Dezenas de pessoas estão desaparecidas por causa da tempestade que segue para a ilha de Palawan, no oeste do arquipélago, onde as autoridades elevaram o alerta.
O governo de Lanao del Norte declarou estado de calamidade na província, a mais afetada pelo temporal, e na qual o balanço de mortos poderia subir para 80, de acordo com a vice-governadora, Maria Cristina Atay, em declarações ao canal "ABS-CBN".

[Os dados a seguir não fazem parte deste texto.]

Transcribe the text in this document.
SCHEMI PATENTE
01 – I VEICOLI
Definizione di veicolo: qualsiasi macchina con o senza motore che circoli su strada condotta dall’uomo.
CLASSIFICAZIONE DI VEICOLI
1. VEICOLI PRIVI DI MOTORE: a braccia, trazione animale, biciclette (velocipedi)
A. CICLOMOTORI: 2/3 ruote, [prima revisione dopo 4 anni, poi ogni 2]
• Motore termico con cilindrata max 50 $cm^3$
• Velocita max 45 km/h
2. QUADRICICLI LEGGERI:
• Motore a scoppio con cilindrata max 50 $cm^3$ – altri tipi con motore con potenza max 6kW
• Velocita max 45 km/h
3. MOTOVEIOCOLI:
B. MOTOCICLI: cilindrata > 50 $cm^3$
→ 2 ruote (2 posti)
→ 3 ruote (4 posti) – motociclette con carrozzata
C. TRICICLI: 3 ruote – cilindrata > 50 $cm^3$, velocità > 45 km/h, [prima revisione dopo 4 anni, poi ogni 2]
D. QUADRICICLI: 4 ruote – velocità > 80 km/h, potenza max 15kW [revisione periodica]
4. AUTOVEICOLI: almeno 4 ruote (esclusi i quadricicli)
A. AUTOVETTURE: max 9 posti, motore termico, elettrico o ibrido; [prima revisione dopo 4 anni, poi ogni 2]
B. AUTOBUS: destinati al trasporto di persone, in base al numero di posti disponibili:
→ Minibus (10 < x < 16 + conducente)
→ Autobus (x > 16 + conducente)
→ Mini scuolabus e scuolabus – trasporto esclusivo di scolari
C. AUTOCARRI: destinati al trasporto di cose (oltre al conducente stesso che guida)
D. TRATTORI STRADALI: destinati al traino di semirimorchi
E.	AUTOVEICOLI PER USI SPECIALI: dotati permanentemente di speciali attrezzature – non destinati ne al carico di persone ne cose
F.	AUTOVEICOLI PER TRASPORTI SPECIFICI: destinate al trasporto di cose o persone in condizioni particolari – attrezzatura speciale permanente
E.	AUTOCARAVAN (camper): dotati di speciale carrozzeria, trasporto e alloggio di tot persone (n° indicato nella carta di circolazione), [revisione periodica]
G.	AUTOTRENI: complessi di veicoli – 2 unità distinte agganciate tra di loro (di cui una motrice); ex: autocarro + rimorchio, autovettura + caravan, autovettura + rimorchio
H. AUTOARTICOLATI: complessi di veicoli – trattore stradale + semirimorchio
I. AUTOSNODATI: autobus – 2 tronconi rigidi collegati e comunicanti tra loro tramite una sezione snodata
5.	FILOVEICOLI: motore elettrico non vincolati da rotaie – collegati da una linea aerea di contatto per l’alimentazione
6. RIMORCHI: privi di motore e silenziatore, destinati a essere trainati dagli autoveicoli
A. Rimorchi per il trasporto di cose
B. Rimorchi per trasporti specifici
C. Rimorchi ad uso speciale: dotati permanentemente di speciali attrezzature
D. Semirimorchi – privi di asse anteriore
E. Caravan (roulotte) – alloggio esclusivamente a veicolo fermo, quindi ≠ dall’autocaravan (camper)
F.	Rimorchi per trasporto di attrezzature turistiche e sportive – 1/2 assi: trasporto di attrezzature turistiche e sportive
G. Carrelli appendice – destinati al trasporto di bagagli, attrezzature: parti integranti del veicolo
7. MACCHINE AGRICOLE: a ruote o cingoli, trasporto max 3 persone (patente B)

Em outras zonas de Mindanao, a passagem da tormenta causou muitos danos materiais e deixou debaixo d'água diversa áreas urbanas de Cagayan de Oro e Davao, cidade do presidente filipino, Rodrigo Duterte. Nas duas localidades, a Polícia e os serviços de emergência utilizaram lanchas para resgatar os moradores que foram para os telhados das casas para se proteger da água que subia, segundo o canal "ABS-CBN".
A Administração de Serviços Atmosféricos, Geofísicos e Astronômicos das Filipinas (Pagasa) prevê que a tormenta, chamada de Vinta pelo órgão, provoque chuvas intensas acompanhadas de ventos de até 80 km/h em Palawan, antes de deixar o arquipélago amanhã de manhã.